When you give up an addiction, people around you become really mean and petty. They do things specifically to irritate you. I think they lie in wait, just trying to stress you out so you'll fail. Then, of course, you can go back to your addiction and be the old sunny personality they know and love, and they won't have to deal with the cranky you anymore. I'm sure that's why they do it. (Right, John?)
Oh, let's have company for dinner. (Let's not.) I already invited him. (Fine.) Don't worry about it. I'll grill. (Great.) Just marinate some steaks. (We don't own any steaks.) We'll go get some, then. (Like I really wanted another trip to the store.) Can't you marinate that for me? (Fine.) What time is dinner? (This is your deal. You decide.) Six. Let's do it at six. (Fine. I'll have everything else ready to go when the meat is done at six.)
So at five thirty, when I'm starting the potatoes, John comes in and tells me the meat's done, and he's just let our neighbor know that he should come over right away. Why would he do that? Because John got hungry early and moved up the time for dinner. Did he tell me so I could get the salads and vegetables and spuds done early? Nope. French bread is still in its package. Dessert is baking, twenty-five minutes left on the timer. Can't turn the oven up to grill the bread when it's baking nut bread. Can't do potatoes and vegetables and salad in five minutes.

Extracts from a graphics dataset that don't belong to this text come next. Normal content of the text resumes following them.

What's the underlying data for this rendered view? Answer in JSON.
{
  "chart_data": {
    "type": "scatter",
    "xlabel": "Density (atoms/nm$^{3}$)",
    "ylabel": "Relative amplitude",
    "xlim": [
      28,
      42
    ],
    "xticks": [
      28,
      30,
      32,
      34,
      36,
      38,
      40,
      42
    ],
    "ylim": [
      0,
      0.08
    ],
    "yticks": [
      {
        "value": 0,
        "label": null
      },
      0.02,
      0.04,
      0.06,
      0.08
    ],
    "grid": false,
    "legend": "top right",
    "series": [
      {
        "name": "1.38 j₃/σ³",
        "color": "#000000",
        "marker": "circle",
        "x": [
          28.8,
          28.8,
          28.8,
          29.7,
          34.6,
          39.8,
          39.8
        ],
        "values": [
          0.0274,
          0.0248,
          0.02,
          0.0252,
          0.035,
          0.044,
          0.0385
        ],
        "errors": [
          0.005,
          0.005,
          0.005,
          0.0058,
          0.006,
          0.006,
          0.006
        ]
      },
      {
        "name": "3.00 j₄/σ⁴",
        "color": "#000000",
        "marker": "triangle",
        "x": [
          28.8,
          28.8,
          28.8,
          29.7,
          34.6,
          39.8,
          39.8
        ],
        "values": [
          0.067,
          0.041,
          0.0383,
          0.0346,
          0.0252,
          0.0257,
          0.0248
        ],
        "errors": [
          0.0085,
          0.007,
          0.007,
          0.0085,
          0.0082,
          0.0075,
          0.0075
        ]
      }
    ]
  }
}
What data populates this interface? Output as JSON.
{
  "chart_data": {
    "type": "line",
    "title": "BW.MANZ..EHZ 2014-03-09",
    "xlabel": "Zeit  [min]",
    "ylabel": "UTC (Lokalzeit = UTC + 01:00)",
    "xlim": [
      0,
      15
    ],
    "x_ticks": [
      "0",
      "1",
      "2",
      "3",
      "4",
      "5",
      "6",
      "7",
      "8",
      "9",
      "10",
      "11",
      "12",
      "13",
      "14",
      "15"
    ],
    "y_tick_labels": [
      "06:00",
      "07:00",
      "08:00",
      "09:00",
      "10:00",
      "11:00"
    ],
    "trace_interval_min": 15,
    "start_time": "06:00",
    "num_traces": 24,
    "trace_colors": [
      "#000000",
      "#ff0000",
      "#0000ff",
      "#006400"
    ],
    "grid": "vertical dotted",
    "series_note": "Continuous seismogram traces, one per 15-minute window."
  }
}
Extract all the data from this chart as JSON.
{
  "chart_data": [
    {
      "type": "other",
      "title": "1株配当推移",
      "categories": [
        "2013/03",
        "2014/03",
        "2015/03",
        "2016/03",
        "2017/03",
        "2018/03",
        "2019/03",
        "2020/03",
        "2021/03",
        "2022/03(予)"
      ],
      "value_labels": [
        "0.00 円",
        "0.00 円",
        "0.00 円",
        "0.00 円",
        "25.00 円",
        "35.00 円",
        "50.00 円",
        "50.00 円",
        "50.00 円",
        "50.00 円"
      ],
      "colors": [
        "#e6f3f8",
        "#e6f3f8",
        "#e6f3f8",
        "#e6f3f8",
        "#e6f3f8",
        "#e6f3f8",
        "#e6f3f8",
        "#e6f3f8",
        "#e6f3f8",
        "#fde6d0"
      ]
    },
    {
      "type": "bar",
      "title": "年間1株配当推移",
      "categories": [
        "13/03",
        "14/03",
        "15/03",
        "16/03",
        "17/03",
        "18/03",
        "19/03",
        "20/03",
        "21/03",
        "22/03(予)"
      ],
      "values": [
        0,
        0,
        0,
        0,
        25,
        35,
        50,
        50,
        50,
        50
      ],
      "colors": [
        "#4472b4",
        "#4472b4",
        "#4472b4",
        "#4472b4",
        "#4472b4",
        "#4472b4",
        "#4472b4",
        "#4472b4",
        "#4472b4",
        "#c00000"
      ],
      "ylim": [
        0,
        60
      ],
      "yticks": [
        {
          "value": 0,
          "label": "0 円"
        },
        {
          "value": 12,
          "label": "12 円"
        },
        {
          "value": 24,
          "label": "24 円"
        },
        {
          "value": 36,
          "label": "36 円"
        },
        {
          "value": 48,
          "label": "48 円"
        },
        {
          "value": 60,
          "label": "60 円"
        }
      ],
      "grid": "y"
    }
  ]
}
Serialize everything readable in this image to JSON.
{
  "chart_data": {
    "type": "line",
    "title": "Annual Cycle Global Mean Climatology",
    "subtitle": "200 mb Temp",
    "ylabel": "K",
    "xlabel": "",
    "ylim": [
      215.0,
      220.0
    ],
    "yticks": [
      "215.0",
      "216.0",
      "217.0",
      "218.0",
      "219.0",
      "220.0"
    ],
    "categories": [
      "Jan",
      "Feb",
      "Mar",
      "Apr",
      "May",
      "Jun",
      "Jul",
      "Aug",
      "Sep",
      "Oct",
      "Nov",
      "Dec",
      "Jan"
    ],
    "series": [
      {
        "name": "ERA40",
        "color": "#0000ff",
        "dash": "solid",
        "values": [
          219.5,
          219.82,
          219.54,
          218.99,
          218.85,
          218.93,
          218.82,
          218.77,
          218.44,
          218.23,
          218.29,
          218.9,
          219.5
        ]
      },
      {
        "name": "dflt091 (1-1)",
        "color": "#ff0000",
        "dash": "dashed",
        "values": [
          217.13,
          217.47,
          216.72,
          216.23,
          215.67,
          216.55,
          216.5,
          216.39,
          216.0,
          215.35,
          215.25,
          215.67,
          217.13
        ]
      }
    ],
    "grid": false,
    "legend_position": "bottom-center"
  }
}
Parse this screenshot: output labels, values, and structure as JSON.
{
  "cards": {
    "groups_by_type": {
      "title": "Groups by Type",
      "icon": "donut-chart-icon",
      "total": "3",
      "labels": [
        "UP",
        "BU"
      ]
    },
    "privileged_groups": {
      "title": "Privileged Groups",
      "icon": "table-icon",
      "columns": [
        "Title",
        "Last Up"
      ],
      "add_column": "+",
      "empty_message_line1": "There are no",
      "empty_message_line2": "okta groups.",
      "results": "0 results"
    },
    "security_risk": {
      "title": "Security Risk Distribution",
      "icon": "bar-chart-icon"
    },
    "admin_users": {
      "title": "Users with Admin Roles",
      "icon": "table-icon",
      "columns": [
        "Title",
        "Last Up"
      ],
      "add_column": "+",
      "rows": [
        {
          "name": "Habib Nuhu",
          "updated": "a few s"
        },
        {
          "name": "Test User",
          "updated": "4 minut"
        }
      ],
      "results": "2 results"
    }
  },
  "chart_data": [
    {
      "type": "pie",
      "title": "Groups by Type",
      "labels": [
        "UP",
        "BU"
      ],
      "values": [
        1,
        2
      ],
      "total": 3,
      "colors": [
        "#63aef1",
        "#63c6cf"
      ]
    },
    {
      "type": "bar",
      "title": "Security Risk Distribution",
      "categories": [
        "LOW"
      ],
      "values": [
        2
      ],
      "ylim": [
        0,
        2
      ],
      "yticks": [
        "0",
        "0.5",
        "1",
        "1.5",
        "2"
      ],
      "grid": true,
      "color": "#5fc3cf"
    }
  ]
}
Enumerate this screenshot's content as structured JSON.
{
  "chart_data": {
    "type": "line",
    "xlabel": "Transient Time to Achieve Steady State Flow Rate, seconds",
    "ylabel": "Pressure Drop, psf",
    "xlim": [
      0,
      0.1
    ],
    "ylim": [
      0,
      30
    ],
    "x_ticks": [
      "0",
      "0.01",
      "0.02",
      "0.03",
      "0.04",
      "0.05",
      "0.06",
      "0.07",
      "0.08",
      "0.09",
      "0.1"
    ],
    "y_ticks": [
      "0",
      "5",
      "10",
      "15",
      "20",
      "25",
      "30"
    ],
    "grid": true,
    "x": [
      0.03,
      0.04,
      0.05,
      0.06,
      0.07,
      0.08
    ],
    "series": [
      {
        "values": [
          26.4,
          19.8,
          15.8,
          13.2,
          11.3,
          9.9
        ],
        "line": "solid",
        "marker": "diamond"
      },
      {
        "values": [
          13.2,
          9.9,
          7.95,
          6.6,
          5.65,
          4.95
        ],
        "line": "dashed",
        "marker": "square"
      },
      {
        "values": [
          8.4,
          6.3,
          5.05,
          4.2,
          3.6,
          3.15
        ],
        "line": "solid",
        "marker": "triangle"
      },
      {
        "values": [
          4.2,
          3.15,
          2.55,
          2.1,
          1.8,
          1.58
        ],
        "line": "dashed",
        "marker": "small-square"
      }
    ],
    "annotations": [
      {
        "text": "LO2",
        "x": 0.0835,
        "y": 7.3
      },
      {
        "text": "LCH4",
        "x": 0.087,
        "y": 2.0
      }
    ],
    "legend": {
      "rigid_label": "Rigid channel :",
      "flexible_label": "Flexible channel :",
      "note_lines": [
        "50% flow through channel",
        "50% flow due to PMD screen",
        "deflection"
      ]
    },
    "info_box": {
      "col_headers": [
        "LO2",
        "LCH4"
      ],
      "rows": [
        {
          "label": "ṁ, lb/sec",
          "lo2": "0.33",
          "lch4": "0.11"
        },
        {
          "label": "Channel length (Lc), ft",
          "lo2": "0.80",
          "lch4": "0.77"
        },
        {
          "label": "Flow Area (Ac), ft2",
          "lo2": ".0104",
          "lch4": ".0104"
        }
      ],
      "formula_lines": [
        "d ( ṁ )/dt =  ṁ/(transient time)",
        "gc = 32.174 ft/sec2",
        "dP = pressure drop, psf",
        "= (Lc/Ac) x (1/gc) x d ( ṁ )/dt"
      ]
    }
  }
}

Nobody can convince me he accidentally forgot to tell me to get everything else ready early. He wants me to fail, right? He does this every time I quit: pulls little stunts to add on the stress. Surprise to him. This time it's political. He can pull all the little nasty tricks he wants. I might just go on strike, but I'm not going to fail. I refuse to pay an extra dollar a pack in taxes for Obama and the idiots in Congress to spend on things I don't agree with. And that's the truth. Maybe I'll run away from home for a week or two, but I won't be smoking, wherever I go.